The Wii was the only console with a single, non-multiplatform entry that enough RPGamers stood up to have their voices heard on. While not a contender in the HD race, this title proves that the Wii can still offer at least one unique and engaging title to shine in a world of shiny, multiplatform blockbusters.
The situation between the Wii and RPGamers is fairly grim this year compared to other platforms. Thankfully, Monster Hunter Tri could potentially be the only RPG we ever need. The first Wii version of the action-RPG series that is an absolute phenomenon in Japan, thankfully includes just as much content as previous titles, and additionally supports the Classic Controller Pro as a comfortable change to the PSP versions' cramped control scheme.
Monster Hunter Tri offers a deep single player mode and an even deeper multiplayer mode that some might consider an MMORPG in its own right. Players are tasked to collect herbs, mine ore, hook fish, and catch bugs all while dealing with anything from vicious dinosaurs to gaseous primates. The reward for slaying one of these beasts is the ability to carve it into useful materials that are then forged into stronger weapons or armor. Upgrading equipment in this manner is the crux of Monster Hunter Tri.

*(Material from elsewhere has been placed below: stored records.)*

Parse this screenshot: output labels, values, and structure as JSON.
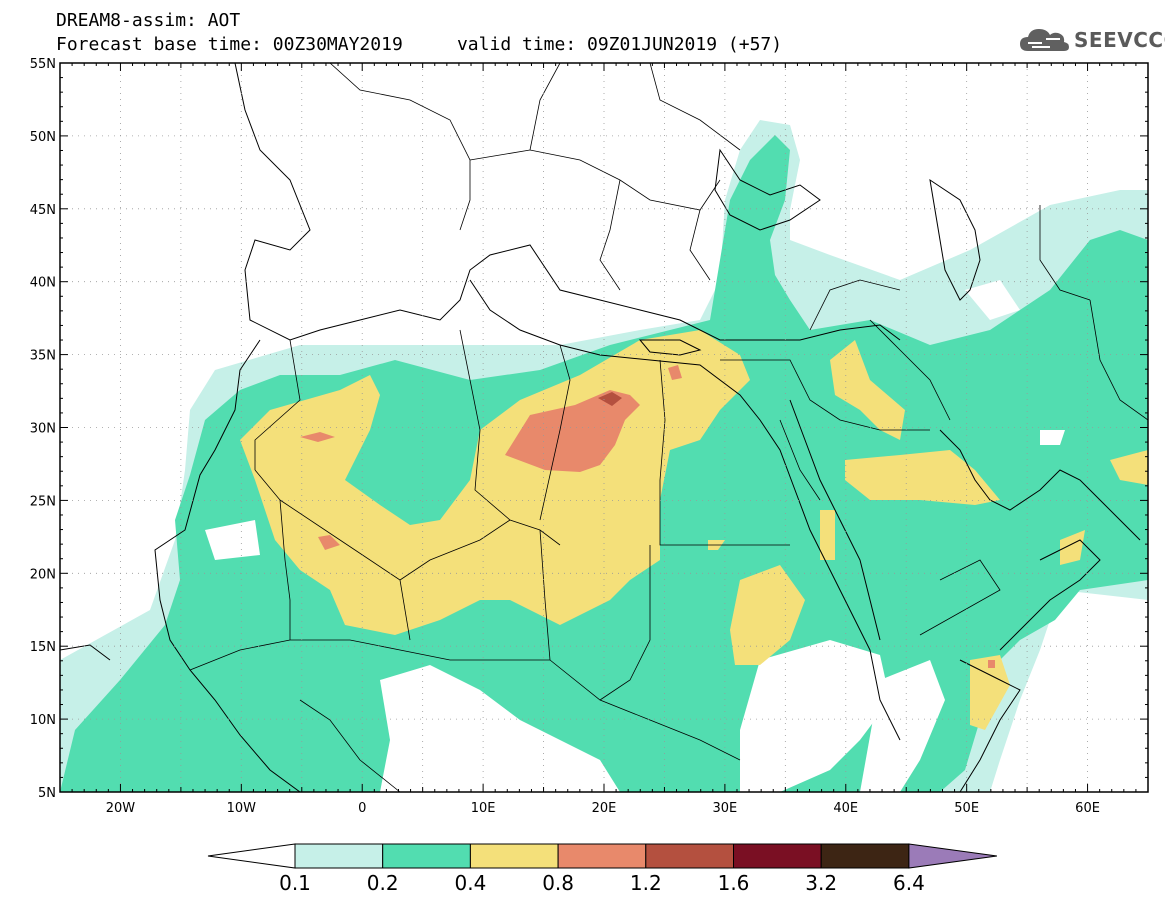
{
  "header": {
    "title": "DREAM8-assim: AOT",
    "base_time": "Forecast base time: 00Z30MAY2019",
    "valid_time": "valid time: 09Z01JUN2019 (+57)",
    "logo_text": "SEEVCCC",
    "logo_icon": "cloud-icon"
  },
  "map": {
    "lon_range": [
      -25,
      65
    ],
    "lat_range": [
      5,
      55
    ],
    "lon_ticks": [
      {
        "value": -20,
        "label": "20W"
      },
      {
        "value": -10,
        "label": "10W"
      },
      {
        "value": 0,
        "label": "0"
      },
      {
        "value": 10,
        "label": "10E"
      },
      {
        "value": 20,
        "label": "20E"
      },
      {
        "value": 30,
        "label": "30E"
      },
      {
        "value": 40,
        "label": "40E"
      },
      {
        "value": 50,
        "label": "50E"
      },
      {
        "value": 60,
        "label": "60E"
      }
    ],
    "lat_ticks": [
      {
        "value": 55,
        "label": "55N"
      },
      {
        "value": 50,
        "label": "50N"
      },
      {
        "value": 45,
        "label": "45N"
      },
      {
        "value": 40,
        "label": "40N"
      },
      {
        "value": 35,
        "label": "35N"
      },
      {
        "value": 30,
        "label": "30N"
      },
      {
        "value": 25,
        "label": "25N"
      },
      {
        "value": 20,
        "label": "20N"
      },
      {
        "value": 15,
        "label": "15N"
      },
      {
        "value": 10,
        "label": "10N"
      },
      {
        "value": 5,
        "label": "5N"
      }
    ],
    "gridlines": "dotted"
  },
  "colorbar": {
    "boundaries": [
      "0.1",
      "0.2",
      "0.4",
      "0.8",
      "1.2",
      "1.6",
      "3.2",
      "6.4"
    ],
    "colors": [
      "#ffffff",
      "#c6f0e8",
      "#52ddb0",
      "#f4e07a",
      "#e8896b",
      "#b4503f",
      "#7a0f23",
      "#3d2514",
      "#9b7bb8"
    ]
  }
}
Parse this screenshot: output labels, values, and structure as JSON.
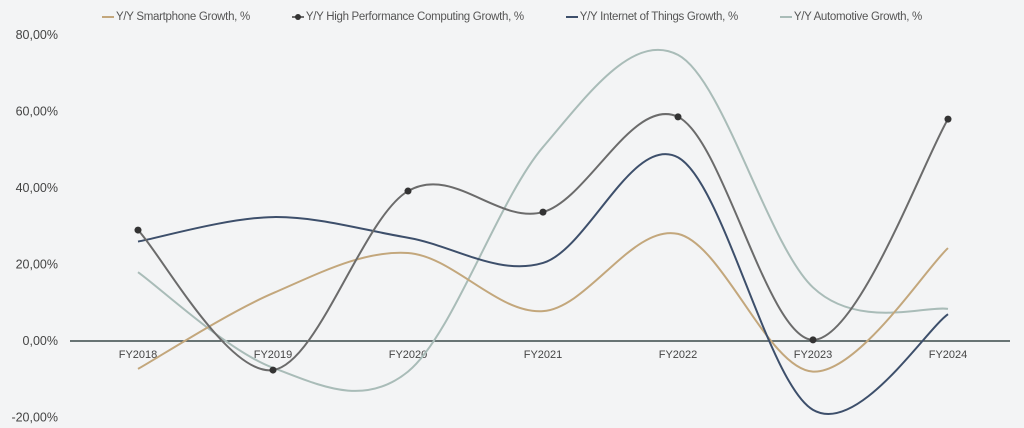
{
  "chart_data": {
    "type": "line",
    "title": "",
    "xlabel": "",
    "ylabel": "",
    "categories": [
      "FY2018",
      "FY2019",
      "FY2020",
      "FY2021",
      "FY2022",
      "FY2023",
      "FY2024"
    ],
    "ylim": [
      -20,
      80
    ],
    "yticks": [
      80,
      60,
      40,
      20,
      0,
      -20
    ],
    "ytick_labels": [
      "80,00%",
      "60,00%",
      "40,00%",
      "20,00%",
      "0,00%",
      "-20,00%"
    ],
    "grid": false,
    "smooth": true,
    "legend_position": "top",
    "series": [
      {
        "name": "Y/Y Smartphone Growth, %",
        "color": "#c3a77c",
        "markers": false,
        "values": [
          -7.3,
          12.5,
          23.0,
          7.8,
          28.0,
          -8.0,
          24.3
        ]
      },
      {
        "name": "Y/Y High Performance Computing Growth, %",
        "color": "#6b6b6b",
        "markers": true,
        "values": [
          29.0,
          -7.6,
          39.2,
          33.7,
          58.6,
          0.3,
          58.0
        ]
      },
      {
        "name": "Y/Y Internet of Things Growth, %",
        "color": "#3d4f6b",
        "markers": false,
        "values": [
          26.0,
          32.4,
          27.0,
          20.4,
          48.0,
          -18.0,
          7.0
        ]
      },
      {
        "name": "Y/Y Automotive Growth, %",
        "color": "#a9bcb8",
        "markers": false,
        "values": [
          18.0,
          -7.0,
          -8.0,
          50.7,
          74.8,
          14.0,
          8.4
        ]
      }
    ]
  }
}
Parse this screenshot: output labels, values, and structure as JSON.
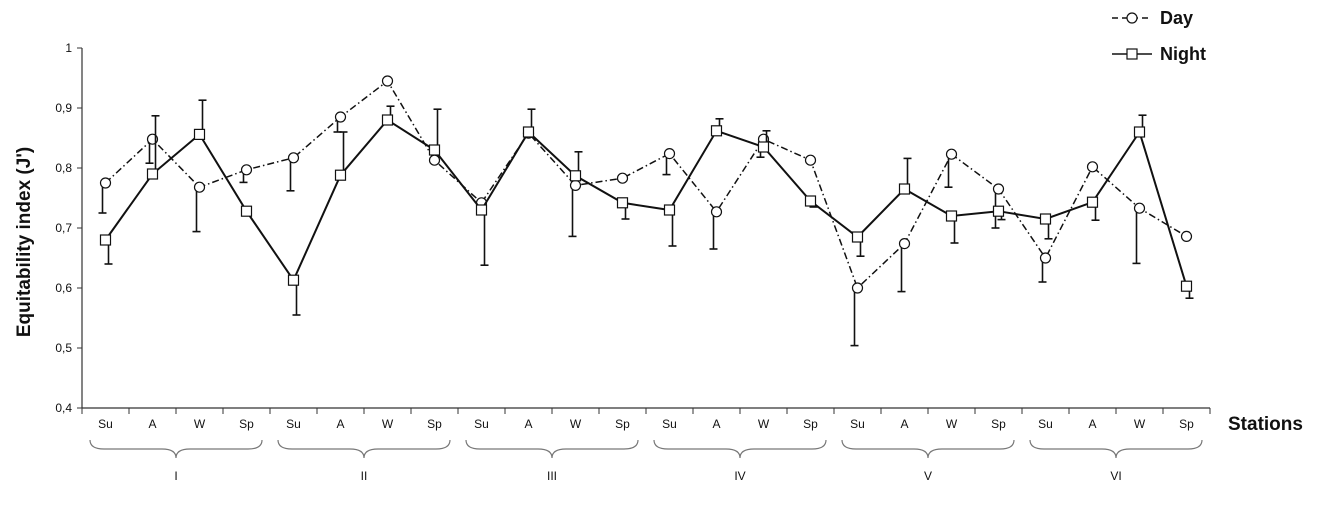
{
  "chart_data": {
    "type": "line",
    "title": "",
    "xlabel": "Stations",
    "ylabel": "Equitability index (J')",
    "ylim": [
      0.4,
      1.0
    ],
    "yticks": [
      "0,4",
      "0,5",
      "0,6",
      "0,7",
      "0,8",
      "0,9",
      "1"
    ],
    "ytick_values": [
      0.4,
      0.5,
      0.6,
      0.7,
      0.8,
      0.9,
      1.0
    ],
    "categories": [
      "Su",
      "A",
      "W",
      "Sp",
      "Su",
      "A",
      "W",
      "Sp",
      "Su",
      "A",
      "W",
      "Sp",
      "Su",
      "A",
      "W",
      "Sp",
      "Su",
      "A",
      "W",
      "Sp",
      "Su",
      "A",
      "W",
      "Sp"
    ],
    "stations": [
      "I",
      "II",
      "III",
      "IV",
      "V",
      "VI"
    ],
    "legend_position": "top-right",
    "grid": false,
    "series": [
      {
        "name": "Day",
        "marker": "circle",
        "line_style": "dash-dot",
        "color": "#111111",
        "values": [
          0.775,
          0.848,
          0.768,
          0.797,
          0.817,
          0.885,
          0.945,
          0.813,
          0.742,
          0.858,
          0.771,
          0.783,
          0.824,
          0.727,
          0.848,
          0.813,
          0.6,
          0.674,
          0.823,
          0.765,
          0.65,
          0.802,
          0.733,
          0.686
        ],
        "errors": [
          0.05,
          0.04,
          0.074,
          0.021,
          0.055,
          0.025,
          0,
          0,
          0,
          0,
          0.085,
          0,
          0.035,
          0.062,
          0.03,
          0,
          0.096,
          0.08,
          0.055,
          0.065,
          0.04,
          0,
          0.092,
          0
        ]
      },
      {
        "name": "Night",
        "marker": "square",
        "line_style": "solid",
        "color": "#111111",
        "values": [
          0.68,
          0.79,
          0.856,
          0.728,
          0.613,
          0.788,
          0.88,
          0.83,
          0.73,
          0.86,
          0.787,
          0.742,
          0.73,
          0.862,
          0.835,
          0.745,
          0.685,
          0.765,
          0.72,
          0.728,
          0.715,
          0.743,
          0.86,
          0.603
        ],
        "errors": [
          0.04,
          0.097,
          0.057,
          0,
          0.058,
          0.072,
          0.023,
          0.068,
          0.092,
          0.038,
          0.04,
          0.027,
          0.06,
          0.02,
          0.027,
          0.01,
          0.032,
          0.051,
          0.045,
          0.014,
          0.033,
          0.03,
          0.028,
          0.02
        ]
      }
    ]
  }
}
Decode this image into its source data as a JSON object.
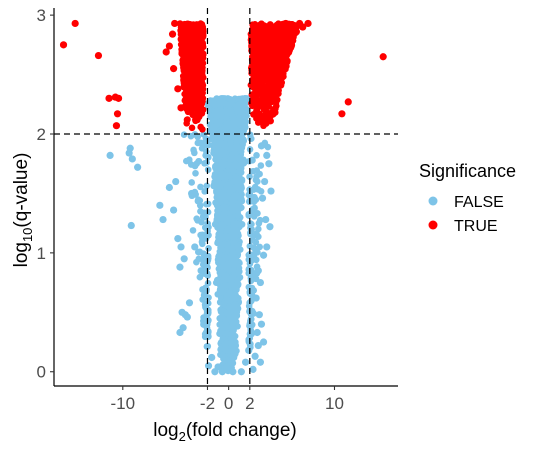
{
  "chart_data": {
    "type": "scatter",
    "title": "",
    "xlabel_parts": [
      "log",
      "2",
      "(fold change)"
    ],
    "ylabel_parts": [
      "log",
      "10",
      "(q-value)"
    ],
    "xlim": [
      -16.5,
      16
    ],
    "ylim": [
      -0.12,
      3.06
    ],
    "x_ticks": [
      -10,
      -2,
      0,
      2,
      10
    ],
    "y_ticks": [
      0,
      1,
      2,
      3
    ],
    "thresholds": {
      "x": [
        -2,
        2
      ],
      "y": 2
    },
    "grid": false,
    "legend": {
      "position": "right",
      "title": "Significance",
      "entries": [
        {
          "label": "FALSE",
          "color": "#7ec4e8"
        },
        {
          "label": "TRUE",
          "color": "#ff0000"
        }
      ]
    },
    "series": [
      {
        "name": "FALSE",
        "color": "#7ec4e8",
        "points": [
          [
            -11.2,
            1.82
          ],
          [
            -9.4,
            1.84
          ],
          [
            -9.3,
            1.88
          ],
          [
            -9.1,
            1.79
          ],
          [
            -8.6,
            1.72
          ],
          [
            -6.5,
            1.4
          ],
          [
            -9.2,
            1.23
          ],
          [
            -6.2,
            1.28
          ],
          [
            -5.6,
            1.55
          ],
          [
            -5.2,
            1.36
          ],
          [
            -5.0,
            1.6
          ],
          [
            -4.8,
            1.12
          ],
          [
            -4.5,
            1.05
          ],
          [
            -4.2,
            0.95
          ],
          [
            -4.6,
            0.88
          ],
          [
            -4.4,
            0.5
          ],
          [
            -4.1,
            0.48
          ],
          [
            -3.9,
            0.46
          ],
          [
            -3.7,
            0.58
          ],
          [
            -4.6,
            0.33
          ],
          [
            -4.3,
            0.37
          ],
          [
            -2.1,
            0.33
          ],
          [
            -2.6,
            0.85
          ],
          [
            -3.5,
            1.5
          ],
          [
            -3.2,
            1.05
          ],
          [
            3.1,
            1.9
          ],
          [
            3.6,
            1.82
          ],
          [
            3.8,
            1.75
          ],
          [
            3.4,
            1.6
          ],
          [
            4.0,
            1.52
          ],
          [
            3.2,
            1.46
          ],
          [
            3.5,
            1.28
          ],
          [
            3.9,
            1.22
          ],
          [
            3.6,
            1.05
          ],
          [
            3.3,
            0.98
          ],
          [
            2.8,
            0.85
          ],
          [
            3.0,
            0.75
          ],
          [
            2.6,
            0.62
          ],
          [
            2.9,
            0.48
          ],
          [
            3.1,
            0.4
          ],
          [
            2.7,
            0.33
          ],
          [
            3.3,
            0.25
          ],
          [
            2.5,
            0.13
          ],
          [
            3.0,
            0.08
          ],
          [
            2.3,
            0.02
          ],
          [
            -1.9,
            0.05
          ],
          [
            -1.3,
            0.0
          ],
          [
            -0.6,
            0.0
          ],
          [
            0.4,
            0.0
          ],
          [
            1.2,
            0.0
          ],
          [
            1.6,
            0.08
          ],
          [
            2.8,
            0.22
          ],
          [
            1.9,
            0.18
          ],
          [
            -1.6,
            0.12
          ],
          [
            -1.0,
            0.04
          ]
        ]
      },
      {
        "name": "TRUE",
        "color": "#ff0000",
        "points": [
          [
            -15.6,
            2.75
          ],
          [
            -14.5,
            2.93
          ],
          [
            -12.3,
            2.66
          ],
          [
            -11.3,
            2.3
          ],
          [
            -10.7,
            2.31
          ],
          [
            -10.5,
            2.17
          ],
          [
            -10.6,
            2.07
          ],
          [
            -10.4,
            2.3
          ],
          [
            10.7,
            2.17
          ],
          [
            11.3,
            2.27
          ],
          [
            14.6,
            2.65
          ],
          [
            -5.1,
            2.93
          ],
          [
            -5.3,
            2.84
          ],
          [
            -5.6,
            2.74
          ],
          [
            -5.9,
            2.69
          ],
          [
            -5.2,
            2.55
          ],
          [
            -4.8,
            2.38
          ],
          [
            -4.5,
            2.22
          ],
          [
            5.4,
            2.93
          ],
          [
            6.0,
            2.92
          ],
          [
            6.7,
            2.93
          ],
          [
            7.5,
            2.93
          ],
          [
            7.0,
            2.9
          ],
          [
            6.4,
            2.86
          ],
          [
            5.8,
            2.79
          ],
          [
            5.5,
            2.72
          ],
          [
            5.0,
            2.62
          ],
          [
            4.7,
            2.45
          ],
          [
            4.4,
            2.31
          ],
          [
            4.1,
            2.18
          ]
        ]
      }
    ]
  }
}
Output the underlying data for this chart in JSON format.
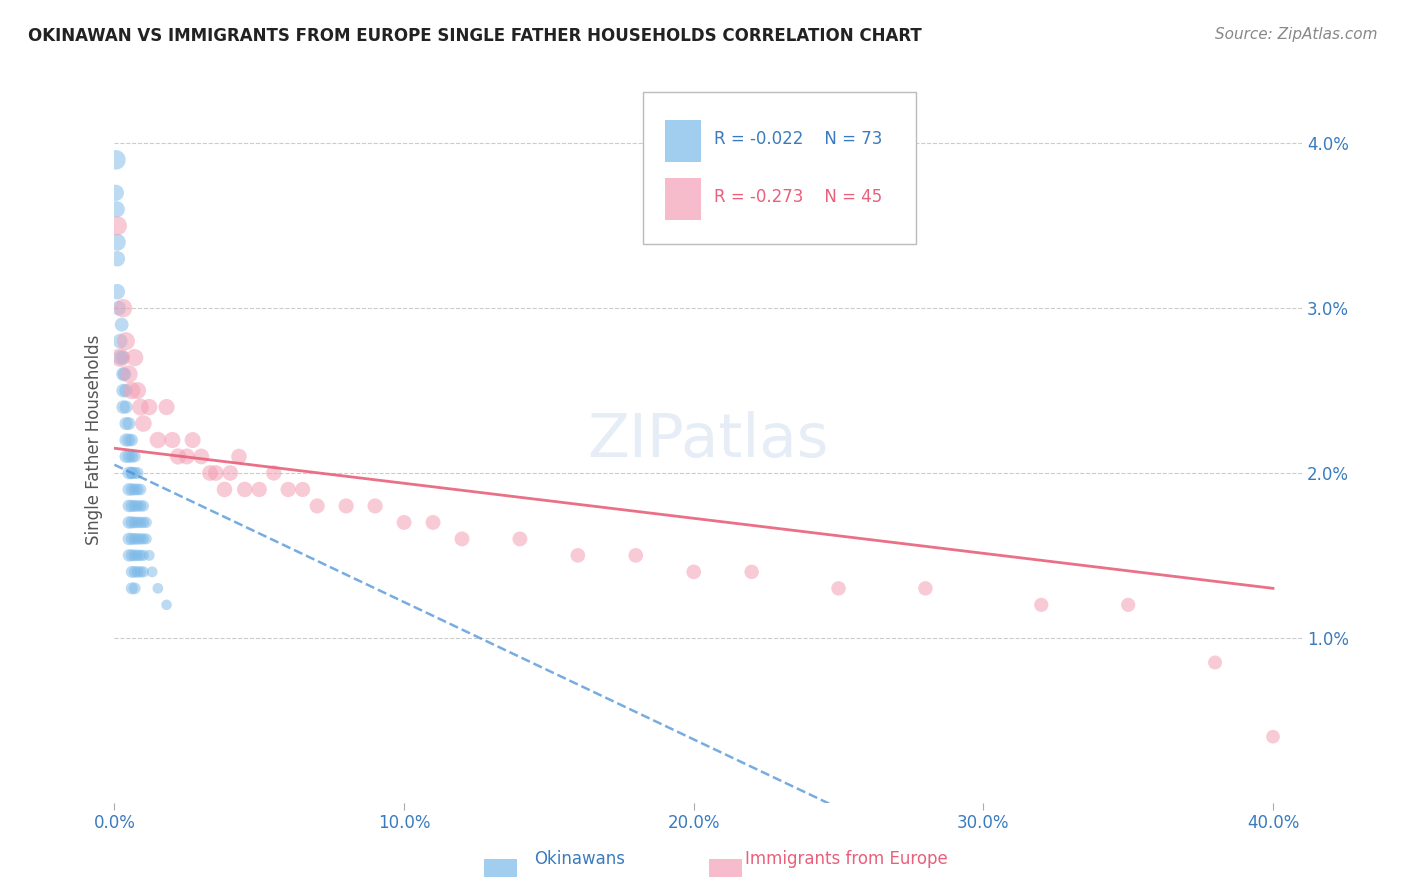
{
  "title": "OKINAWAN VS IMMIGRANTS FROM EUROPE SINGLE FATHER HOUSEHOLDS CORRELATION CHART",
  "source": "Source: ZipAtlas.com",
  "ylabel": "Single Father Households",
  "background_color": "#ffffff",
  "watermark_text": "ZIPatlas",
  "legend_blue_r": "R = -0.022",
  "legend_blue_n": "N = 73",
  "legend_pink_r": "R = -0.273",
  "legend_pink_n": "N = 45",
  "blue_color": "#7ab8e8",
  "pink_color": "#f4a0b5",
  "blue_line_color": "#4a90d9",
  "pink_line_color": "#e8607a",
  "xlim": [
    0.0,
    0.41
  ],
  "ylim": [
    0.0,
    0.044
  ],
  "okinawan_x": [
    0.0005,
    0.001,
    0.0005,
    0.0008,
    0.001,
    0.001,
    0.0015,
    0.002,
    0.002,
    0.0025,
    0.003,
    0.003,
    0.003,
    0.003,
    0.0035,
    0.004,
    0.004,
    0.004,
    0.004,
    0.004,
    0.005,
    0.005,
    0.005,
    0.005,
    0.005,
    0.005,
    0.005,
    0.005,
    0.005,
    0.006,
    0.006,
    0.006,
    0.006,
    0.006,
    0.006,
    0.006,
    0.006,
    0.006,
    0.006,
    0.006,
    0.007,
    0.007,
    0.007,
    0.007,
    0.007,
    0.007,
    0.007,
    0.007,
    0.007,
    0.008,
    0.008,
    0.008,
    0.008,
    0.008,
    0.008,
    0.008,
    0.009,
    0.009,
    0.009,
    0.009,
    0.009,
    0.009,
    0.01,
    0.01,
    0.01,
    0.01,
    0.01,
    0.011,
    0.011,
    0.012,
    0.013,
    0.015,
    0.018
  ],
  "okinawan_y": [
    0.039,
    0.034,
    0.037,
    0.036,
    0.033,
    0.031,
    0.03,
    0.028,
    0.027,
    0.029,
    0.027,
    0.026,
    0.025,
    0.024,
    0.026,
    0.025,
    0.024,
    0.023,
    0.022,
    0.021,
    0.023,
    0.022,
    0.021,
    0.02,
    0.019,
    0.018,
    0.017,
    0.016,
    0.015,
    0.022,
    0.021,
    0.02,
    0.02,
    0.019,
    0.018,
    0.017,
    0.016,
    0.015,
    0.014,
    0.013,
    0.021,
    0.02,
    0.019,
    0.018,
    0.017,
    0.016,
    0.015,
    0.014,
    0.013,
    0.02,
    0.019,
    0.018,
    0.017,
    0.016,
    0.015,
    0.014,
    0.019,
    0.018,
    0.017,
    0.016,
    0.015,
    0.014,
    0.018,
    0.017,
    0.016,
    0.015,
    0.014,
    0.017,
    0.016,
    0.015,
    0.014,
    0.013,
    0.012
  ],
  "okinawan_sizes": [
    80,
    60,
    55,
    55,
    50,
    50,
    45,
    45,
    45,
    40,
    40,
    40,
    38,
    38,
    38,
    38,
    36,
    36,
    36,
    35,
    35,
    35,
    34,
    34,
    34,
    33,
    33,
    33,
    32,
    32,
    32,
    32,
    31,
    31,
    31,
    31,
    30,
    30,
    30,
    30,
    30,
    30,
    30,
    30,
    29,
    29,
    29,
    29,
    29,
    29,
    29,
    28,
    28,
    28,
    28,
    28,
    28,
    28,
    27,
    27,
    27,
    27,
    27,
    27,
    26,
    26,
    26,
    26,
    25,
    25,
    25,
    24,
    23
  ],
  "europe_x": [
    0.001,
    0.002,
    0.003,
    0.004,
    0.005,
    0.006,
    0.007,
    0.008,
    0.009,
    0.01,
    0.012,
    0.015,
    0.018,
    0.02,
    0.022,
    0.025,
    0.027,
    0.03,
    0.033,
    0.035,
    0.038,
    0.04,
    0.043,
    0.045,
    0.05,
    0.055,
    0.06,
    0.065,
    0.07,
    0.08,
    0.09,
    0.1,
    0.11,
    0.12,
    0.14,
    0.16,
    0.18,
    0.2,
    0.22,
    0.25,
    0.28,
    0.32,
    0.35,
    0.38,
    0.4
  ],
  "europe_y": [
    0.035,
    0.027,
    0.03,
    0.028,
    0.026,
    0.025,
    0.027,
    0.025,
    0.024,
    0.023,
    0.024,
    0.022,
    0.024,
    0.022,
    0.021,
    0.021,
    0.022,
    0.021,
    0.02,
    0.02,
    0.019,
    0.02,
    0.021,
    0.019,
    0.019,
    0.02,
    0.019,
    0.019,
    0.018,
    0.018,
    0.018,
    0.017,
    0.017,
    0.016,
    0.016,
    0.015,
    0.015,
    0.014,
    0.014,
    0.013,
    0.013,
    0.012,
    0.012,
    0.0085,
    0.004
  ],
  "europe_sizes": [
    55,
    52,
    50,
    48,
    46,
    44,
    44,
    43,
    42,
    41,
    40,
    40,
    39,
    39,
    39,
    38,
    38,
    37,
    37,
    37,
    36,
    36,
    36,
    36,
    35,
    35,
    35,
    34,
    34,
    34,
    34,
    33,
    33,
    33,
    33,
    32,
    32,
    32,
    31,
    31,
    31,
    30,
    30,
    29,
    28
  ],
  "blue_line_x_start": 0.0,
  "blue_line_x_end": 0.018,
  "blue_line_y_start": 0.0205,
  "blue_line_y_end": 0.019,
  "pink_line_x_start": 0.0,
  "pink_line_x_end": 0.4,
  "pink_line_y_start": 0.0215,
  "pink_line_y_end": 0.013
}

Tri has a fleshed out story mode, but the game is at its best when playing online. A fight against an impossibly difficult monster becomes a joy when you're taking it down with a friend wielding a switch axe, another firing a bowgun, and a fourth spinning across the map with a hammer. Playing alone or with friends, every journey into Monster Hunter Tri's multiple lands will yield a different result, and the monsters just keep on getting more challenging as you play, making it easy to sink in dozens, if not hundreds of hours. As a nearly endless game with content bursting out of its seams, Monster Hunter Tri is positively one of the best RPGs the Wii has to offer.